時間的指針一分一秒的過去。
文工團駐地的操場上,寒風習習,全團所有人員皆是呈現站軍姿的態勢,保持著紋絲不動。
不論本來就應該置身事外的炊事班,還是負責安排相關人員出公差的隊部,此時額頭的汗水已經攢成了豆大的汗珠,從頭頂到睫毛,最后滴落至地面。
每個人都不敢有任何小動作,就這樣站了生生一個小時,新兵營剛出來沒多久的新兵還有轉改的新士官至少底子還在,這些都是小意思。
但凡年齡大一點的,則是比較吃力了,盡管這樣,還是必須的堅持著,政委就在前面看著,班集體的榮譽,不能丟。
最讓人絕望的,是不知道到底要站多長時間,這才是最重要的,對于那幾個搗亂的,現在恨得是真牙癢癢。
搞事情也得分時候,人家提前三個月才逐漸懈怠,你這提前大半年就開始惹是生非,大家伙這個年,還怎么好好“過”。
面對心如鐵石,下定決心要收拾刺頭,重建作風的寧政委,誰也不敢這時候上前主動詢問。
唯一能做的,就是繼續遙遙無期的等待下去,一直到,看誰先扛不住。
八點五十,鄰近九點鐘的熄燈號還有十分鐘時間,下午外出一直未歸隊的兩人,總算姍姍來遲,回到了駐地門口。
門口,值班的警調排衛兵,也是面色冷峻的佇立在崗哨上,看到門口的兩人后,深深的嘆了一口氣。
正常來說,節假日外出,一般也就幾個小時,最多一個白天,五點前也該回來了額,以往他們晚一點也就晚一點了。

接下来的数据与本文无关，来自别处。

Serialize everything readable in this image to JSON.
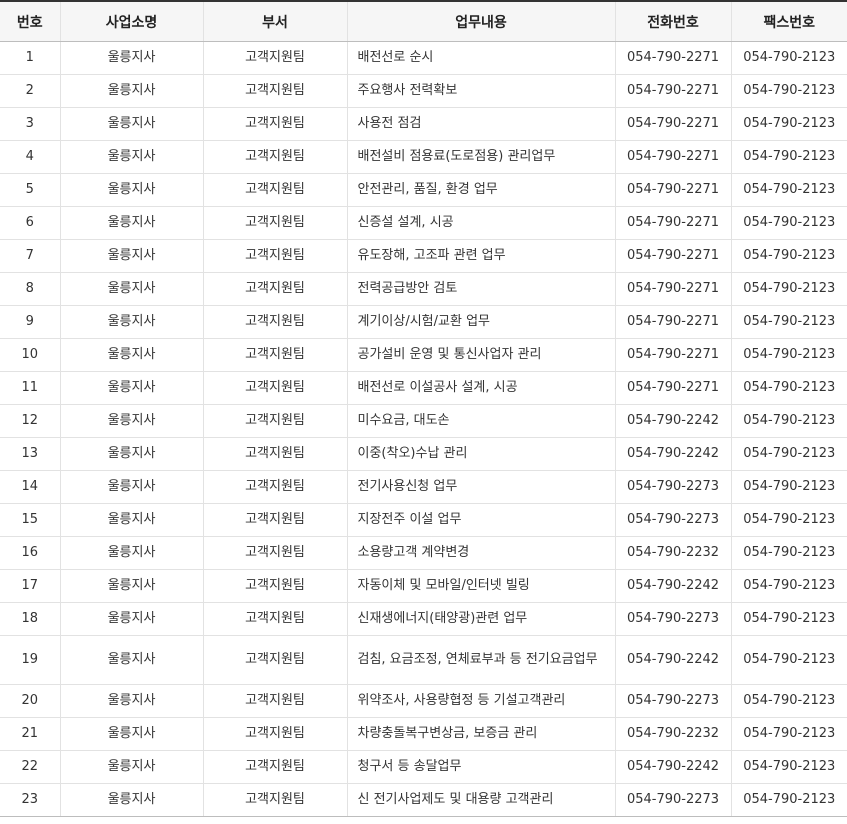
{
  "headers": [
    "번호",
    "사업소명",
    "부서",
    "업무내용",
    "전화번호",
    "팩스번호"
  ],
  "rows": [
    {
      "no": "1",
      "office": "울릉지사",
      "dept": "고객지원팀",
      "work": "배전선로 순시",
      "tel": "054-790-2271",
      "fax": "054-790-2123"
    },
    {
      "no": "2",
      "office": "울릉지사",
      "dept": "고객지원팀",
      "work": "주요행사 전력확보",
      "tel": "054-790-2271",
      "fax": "054-790-2123"
    },
    {
      "no": "3",
      "office": "울릉지사",
      "dept": "고객지원팀",
      "work": "사용전 점검",
      "tel": "054-790-2271",
      "fax": "054-790-2123"
    },
    {
      "no": "4",
      "office": "울릉지사",
      "dept": "고객지원팀",
      "work": "배전설비 점용료(도로점용) 관리업무",
      "tel": "054-790-2271",
      "fax": "054-790-2123"
    },
    {
      "no": "5",
      "office": "울릉지사",
      "dept": "고객지원팀",
      "work": "안전관리, 품질, 환경 업무",
      "tel": "054-790-2271",
      "fax": "054-790-2123"
    },
    {
      "no": "6",
      "office": "울릉지사",
      "dept": "고객지원팀",
      "work": "신증설 설계, 시공",
      "tel": "054-790-2271",
      "fax": "054-790-2123"
    },
    {
      "no": "7",
      "office": "울릉지사",
      "dept": "고객지원팀",
      "work": "유도장해, 고조파 관련 업무",
      "tel": "054-790-2271",
      "fax": "054-790-2123"
    },
    {
      "no": "8",
      "office": "울릉지사",
      "dept": "고객지원팀",
      "work": "전력공급방안 검토",
      "tel": "054-790-2271",
      "fax": "054-790-2123"
    },
    {
      "no": "9",
      "office": "울릉지사",
      "dept": "고객지원팀",
      "work": "계기이상/시험/교환 업무",
      "tel": "054-790-2271",
      "fax": "054-790-2123"
    },
    {
      "no": "10",
      "office": "울릉지사",
      "dept": "고객지원팀",
      "work": "공가설비 운영 및 통신사업자 관리",
      "tel": "054-790-2271",
      "fax": "054-790-2123"
    },
    {
      "no": "11",
      "office": "울릉지사",
      "dept": "고객지원팀",
      "work": "배전선로 이설공사 설계, 시공",
      "tel": "054-790-2271",
      "fax": "054-790-2123"
    },
    {
      "no": "12",
      "office": "울릉지사",
      "dept": "고객지원팀",
      "work": "미수요금, 대도손",
      "tel": "054-790-2242",
      "fax": "054-790-2123"
    },
    {
      "no": "13",
      "office": "울릉지사",
      "dept": "고객지원팀",
      "work": "이중(착오)수납 관리",
      "tel": "054-790-2242",
      "fax": "054-790-2123"
    },
    {
      "no": "14",
      "office": "울릉지사",
      "dept": "고객지원팀",
      "work": "전기사용신청 업무",
      "tel": "054-790-2273",
      "fax": "054-790-2123"
    },
    {
      "no": "15",
      "office": "울릉지사",
      "dept": "고객지원팀",
      "work": "지장전주 이설 업무",
      "tel": "054-790-2273",
      "fax": "054-790-2123"
    },
    {
      "no": "16",
      "office": "울릉지사",
      "dept": "고객지원팀",
      "work": "소용량고객 계약변경",
      "tel": "054-790-2232",
      "fax": "054-790-2123"
    },
    {
      "no": "17",
      "office": "울릉지사",
      "dept": "고객지원팀",
      "work": "자동이체 및 모바일/인터넷 빌링",
      "tel": "054-790-2242",
      "fax": "054-790-2123"
    },
    {
      "no": "18",
      "office": "울릉지사",
      "dept": "고객지원팀",
      "work": "신재생에너지(태양광)관련 업무",
      "tel": "054-790-2273",
      "fax": "054-790-2123"
    },
    {
      "no": "19",
      "office": "울릉지사",
      "dept": "고객지원팀",
      "work": "검침, 요금조정, 연체료부과 등 전기요금업무",
      "tel": "054-790-2242",
      "fax": "054-790-2123"
    },
    {
      "no": "20",
      "office": "울릉지사",
      "dept": "고객지원팀",
      "work": "위약조사, 사용량협정 등 기설고객관리",
      "tel": "054-790-2273",
      "fax": "054-790-2123"
    },
    {
      "no": "21",
      "office": "울릉지사",
      "dept": "고객지원팀",
      "work": "차량충돌복구변상금, 보증금 관리",
      "tel": "054-790-2232",
      "fax": "054-790-2123"
    },
    {
      "no": "22",
      "office": "울릉지사",
      "dept": "고객지원팀",
      "work": "청구서 등 송달업무",
      "tel": "054-790-2242",
      "fax": "054-790-2123"
    },
    {
      "no": "23",
      "office": "울릉지사",
      "dept": "고객지원팀",
      "work": "신 전기사업제도 및 대용량 고객관리",
      "tel": "054-790-2273",
      "fax": "054-790-2123"
    }
  ]
}
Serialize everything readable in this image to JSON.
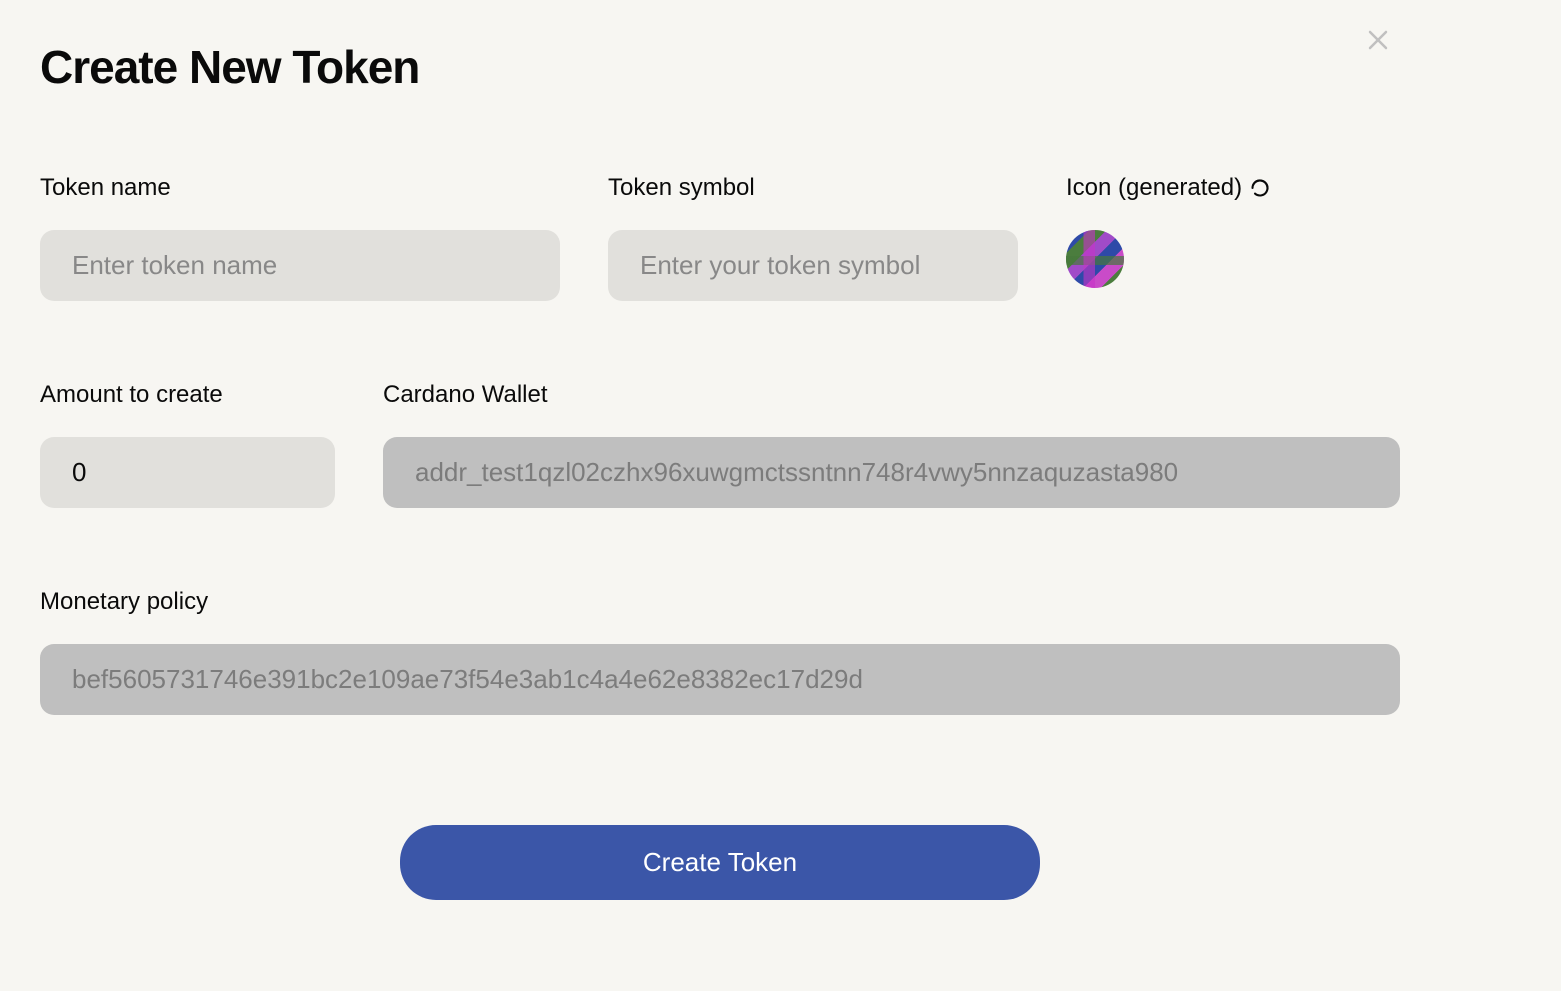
{
  "modal": {
    "title": "Create New Token"
  },
  "fields": {
    "token_name": {
      "label": "Token name",
      "placeholder": "Enter token name",
      "value": ""
    },
    "token_symbol": {
      "label": "Token symbol",
      "placeholder": "Enter your token symbol",
      "value": ""
    },
    "icon": {
      "label": "Icon (generated)"
    },
    "amount": {
      "label": "Amount to create",
      "value": "0"
    },
    "wallet": {
      "label": "Cardano Wallet",
      "value": "addr_test1qzl02czhx96xuwgmctssntnn748r4vwy5nnzaquzasta980"
    },
    "policy": {
      "label": "Monetary policy",
      "value": "bef5605731746e391bc2e109ae73f54e3ab1c4a4e62e8382ec17d29d"
    }
  },
  "actions": {
    "submit_label": "Create Token"
  }
}
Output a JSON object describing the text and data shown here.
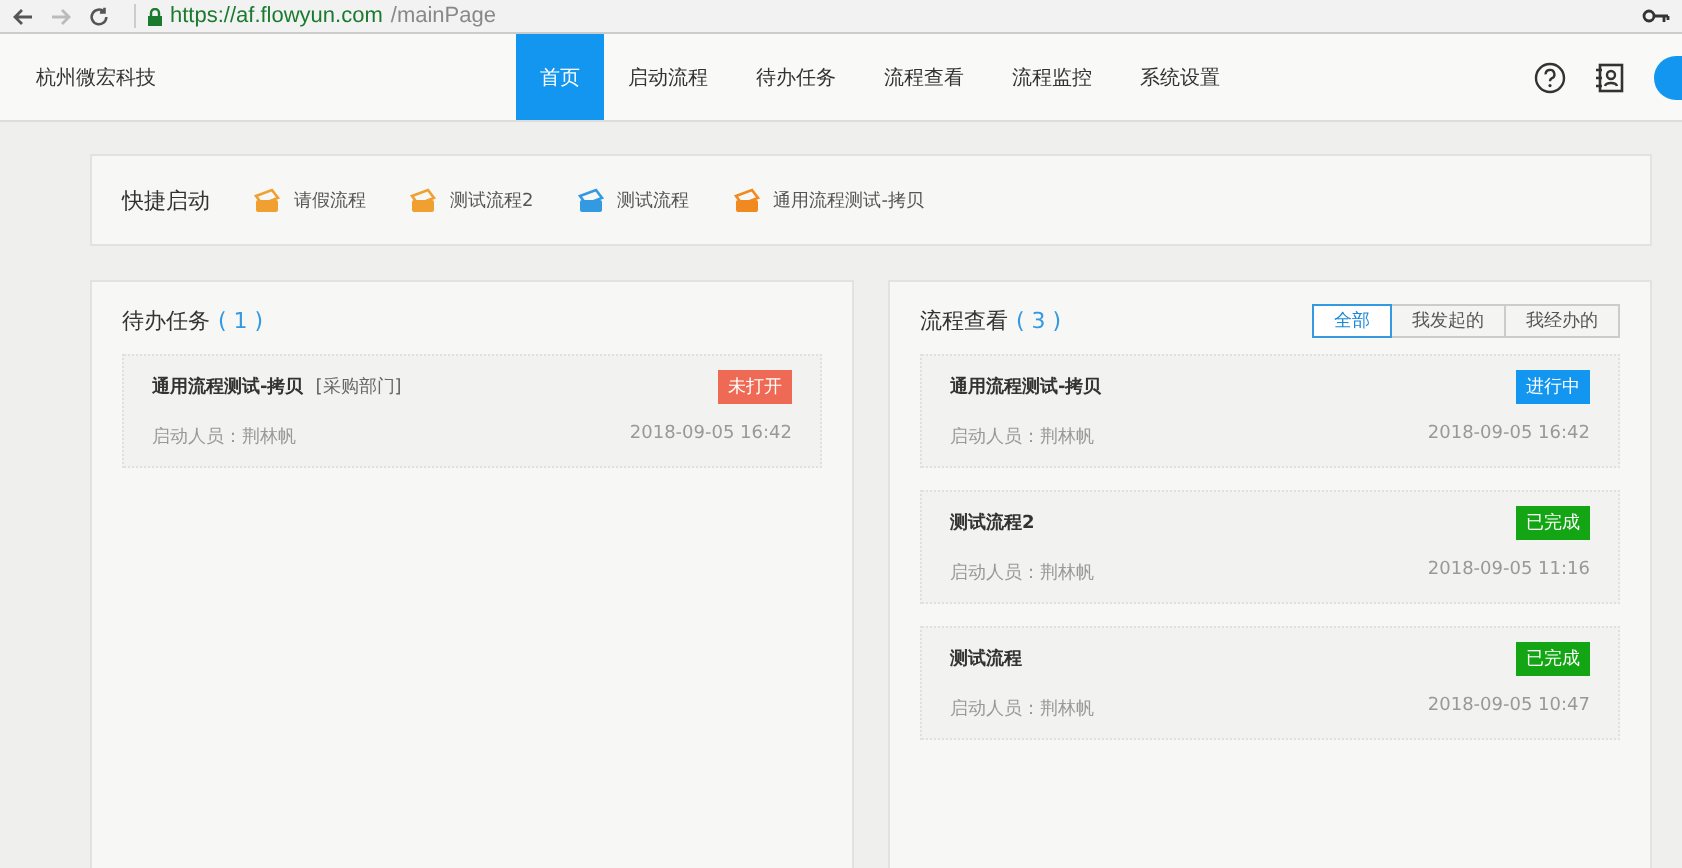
{
  "browser": {
    "url_host": "https://af.flowyun.com",
    "url_path": "/mainPage"
  },
  "header": {
    "brand": "杭州微宏科技",
    "tabs": [
      {
        "label": "首页",
        "selected": true
      },
      {
        "label": "启动流程",
        "selected": false
      },
      {
        "label": "待办任务",
        "selected": false
      },
      {
        "label": "流程查看",
        "selected": false
      },
      {
        "label": "流程监控",
        "selected": false
      },
      {
        "label": "系统设置",
        "selected": false
      }
    ]
  },
  "quick_start": {
    "title": "快捷启动",
    "items": [
      {
        "label": "请假流程",
        "color": "#f0a030"
      },
      {
        "label": "测试流程2",
        "color": "#f0a030"
      },
      {
        "label": "测试流程",
        "color": "#3399e0"
      },
      {
        "label": "通用流程测试-拷贝",
        "color": "#f08a20"
      }
    ]
  },
  "todo": {
    "title": "待办任务",
    "count": "( 1 )",
    "items": [
      {
        "name": "通用流程测试-拷贝",
        "dept": "[采购部门]",
        "status": {
          "label": "未打开",
          "kind": "unopened"
        },
        "starter": "启动人员：荆林帆",
        "time": "2018-09-05 16:42"
      }
    ]
  },
  "processes": {
    "title": "流程查看",
    "count": "( 3 )",
    "filters": [
      {
        "label": "全部",
        "selected": true
      },
      {
        "label": "我发起的",
        "selected": false
      },
      {
        "label": "我经办的",
        "selected": false
      }
    ],
    "items": [
      {
        "name": "通用流程测试-拷贝",
        "status": {
          "label": "进行中",
          "kind": "running"
        },
        "starter": "启动人员：荆林帆",
        "time": "2018-09-05 16:42"
      },
      {
        "name": "测试流程2",
        "status": {
          "label": "已完成",
          "kind": "done"
        },
        "starter": "启动人员：荆林帆",
        "time": "2018-09-05 11:16"
      },
      {
        "name": "测试流程",
        "status": {
          "label": "已完成",
          "kind": "done"
        },
        "starter": "启动人员：荆林帆",
        "time": "2018-09-05 10:47"
      }
    ]
  }
}
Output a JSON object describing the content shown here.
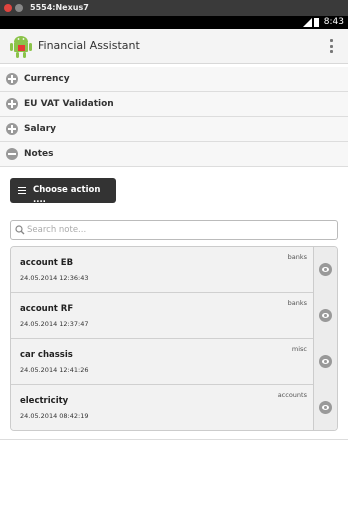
{
  "window": {
    "title": "5554:Nexus7"
  },
  "statusbar": {
    "time": "8:43"
  },
  "actionbar": {
    "app_title": "Financial Assistant",
    "logo_icon": "android-robot-icon",
    "menu_icon": "overflow-menu-icon"
  },
  "sections": [
    {
      "label": "Currency",
      "state": "collapsed"
    },
    {
      "label": "EU VAT Validation",
      "state": "collapsed"
    },
    {
      "label": "Salary",
      "state": "collapsed"
    },
    {
      "label": "Notes",
      "state": "expanded"
    }
  ],
  "notes": {
    "action_button": "Choose action ....",
    "search_placeholder": "Search note...",
    "items": [
      {
        "name": "account EB",
        "date": "24.05.2014 12:36:43",
        "category": "banks"
      },
      {
        "name": "account RF",
        "date": "24.05.2014 12:37:47",
        "category": "banks"
      },
      {
        "name": "car chassis",
        "date": "24.05.2014 12:41:26",
        "category": "misc"
      },
      {
        "name": "electricity",
        "date": "24.05.2014 08:42:19",
        "category": "accounts"
      }
    ]
  }
}
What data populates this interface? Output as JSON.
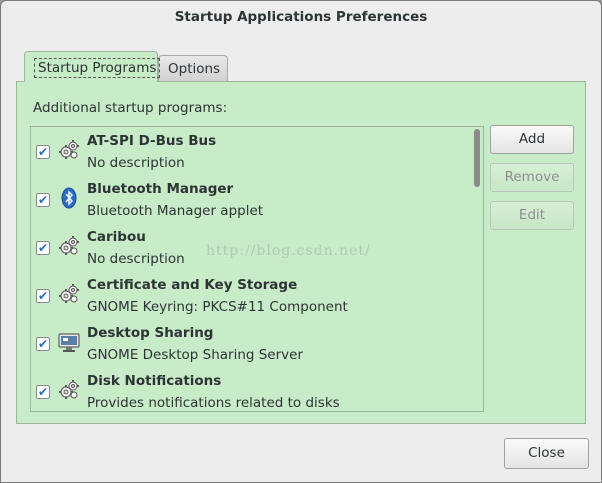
{
  "window": {
    "title": "Startup Applications Preferences"
  },
  "tabs": [
    {
      "label": "Startup Programs",
      "active": true
    },
    {
      "label": "Options",
      "active": false
    }
  ],
  "panel": {
    "label": "Additional startup programs:"
  },
  "programs": [
    {
      "name": "AT-SPI D-Bus Bus",
      "description": "No description",
      "checked": true,
      "icon": "gears-icon"
    },
    {
      "name": "Bluetooth Manager",
      "description": "Bluetooth Manager applet",
      "checked": true,
      "icon": "bluetooth-icon"
    },
    {
      "name": "Caribou",
      "description": "No description",
      "checked": true,
      "icon": "gears-icon"
    },
    {
      "name": "Certificate and Key Storage",
      "description": "GNOME Keyring: PKCS#11 Component",
      "checked": true,
      "icon": "gears-icon"
    },
    {
      "name": "Desktop Sharing",
      "description": "GNOME Desktop Sharing Server",
      "checked": true,
      "icon": "monitor-icon"
    },
    {
      "name": "Disk Notifications",
      "description": "Provides notifications related to disks",
      "checked": true,
      "icon": "gears-icon"
    }
  ],
  "buttons": {
    "add": "Add",
    "remove": "Remove",
    "edit": "Edit",
    "close": "Close"
  },
  "watermark": "http://blog.csdn.net/",
  "colors": {
    "panel_bg": "#c8ebc8",
    "check": "#2a6fc9",
    "bluetooth": "#2b6cc4"
  }
}
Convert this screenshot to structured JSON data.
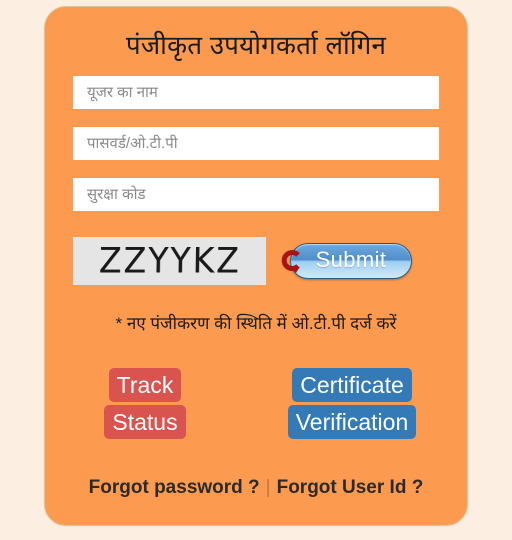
{
  "panel": {
    "title": "पंजीकृत उपयोगकर्ता लॉगिन",
    "background_color": "#FC9A4F",
    "page_background_color": "#FCEEE0"
  },
  "form": {
    "username": {
      "value": "",
      "placeholder": "यूजर का नाम"
    },
    "password": {
      "value": "",
      "placeholder": "पासवर्ड/ओ.टी.पी"
    },
    "security_code": {
      "value": "",
      "placeholder": "सुरक्षा कोड"
    }
  },
  "captcha": {
    "text": "ZZYYKZ",
    "background_color": "#E5E5E5",
    "refresh_icon": "refresh-arrow-icon"
  },
  "submit": {
    "label": "Submit",
    "color": "#4E8FCB"
  },
  "note": {
    "text": "* नए पंजीकरण की स्थिति में ओ.टी.पी दर्ज करें"
  },
  "actions": [
    {
      "label": "Track Status",
      "line1": "Track",
      "line2": "Status",
      "color": "#D9534F",
      "name": "track-status-button"
    },
    {
      "label": "Certificate Verification",
      "line1": "Certificate",
      "line2": "Verification",
      "color": "#337AB7",
      "name": "certificate-verification-button"
    }
  ],
  "footer": {
    "forgot_password": "Forgot password ?",
    "separator": "|",
    "forgot_user_id": "Forgot User Id ?"
  }
}
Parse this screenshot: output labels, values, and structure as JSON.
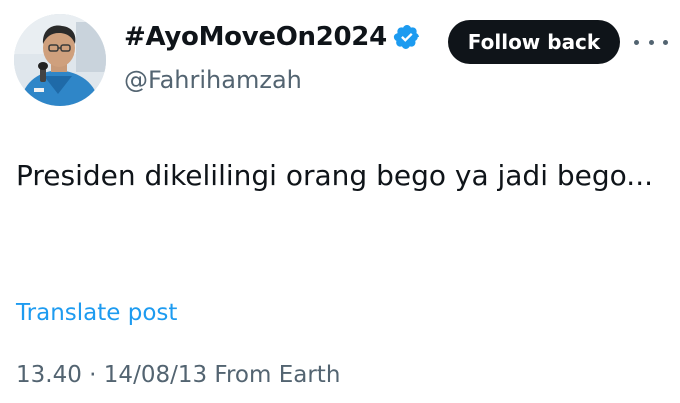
{
  "post": {
    "author": {
      "display_name": "#AyoMoveOn2024",
      "handle": "@Fahrihamzah",
      "verified": true,
      "avatar": "profile-photo"
    },
    "follow_button_label": "Follow back",
    "more_icon": "ellipsis-icon",
    "text": "Presiden dikelilingi orang bego ya jadi bego...",
    "translate_label": "Translate post",
    "time": "13.40",
    "separator": "·",
    "date": "14/08/13",
    "source": "From Earth"
  },
  "colors": {
    "text_primary": "#0f1419",
    "text_secondary": "#536471",
    "link": "#1d9bf0",
    "verified_badge": "#1d9bf0",
    "button_bg": "#0f1419",
    "button_text": "#ffffff"
  }
}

只要上面不抓,下面也就差不多自己掂量著來,特別是處對象的,年輕的部隊里肯定是不允許,但難免有年齡大的,特殊情況特殊對待,這回來的時間就耽擱了。
與人方便,于己方便,以往都是睜只眼閉只眼算了,以后自己要是留隊,找不到對象也得吃窩邊草。
但今天,沒辦法,正好撞到了槍口上。
“張揚,葛飛燕,你倆外出超過了歸隊時間”
門口值班室的銷假本上,站崗人員一絲不茍的把時間填到了當前時間,而不是以往,睜只眼閉只眼都填五點鐘的方式了。
“不是,田忠寶,晚一點就晚一點唄,熄燈前回來,差不多就行了,搞那么正式干嘛”
“就是,田班副,過年假都沒給批,出去吃頓飯,你要這樣,我可不樂意”
張揚一身便服,身上還散發著濃濃的火鍋味道,雖然沒有喝酒,但看樣子,去看完電影后,又去吃了頓飯,一旁的葛飛燕回來的路上兩人還情意綿綿,誰知道,如遭雷擊,面對的是公事公辦的警調排。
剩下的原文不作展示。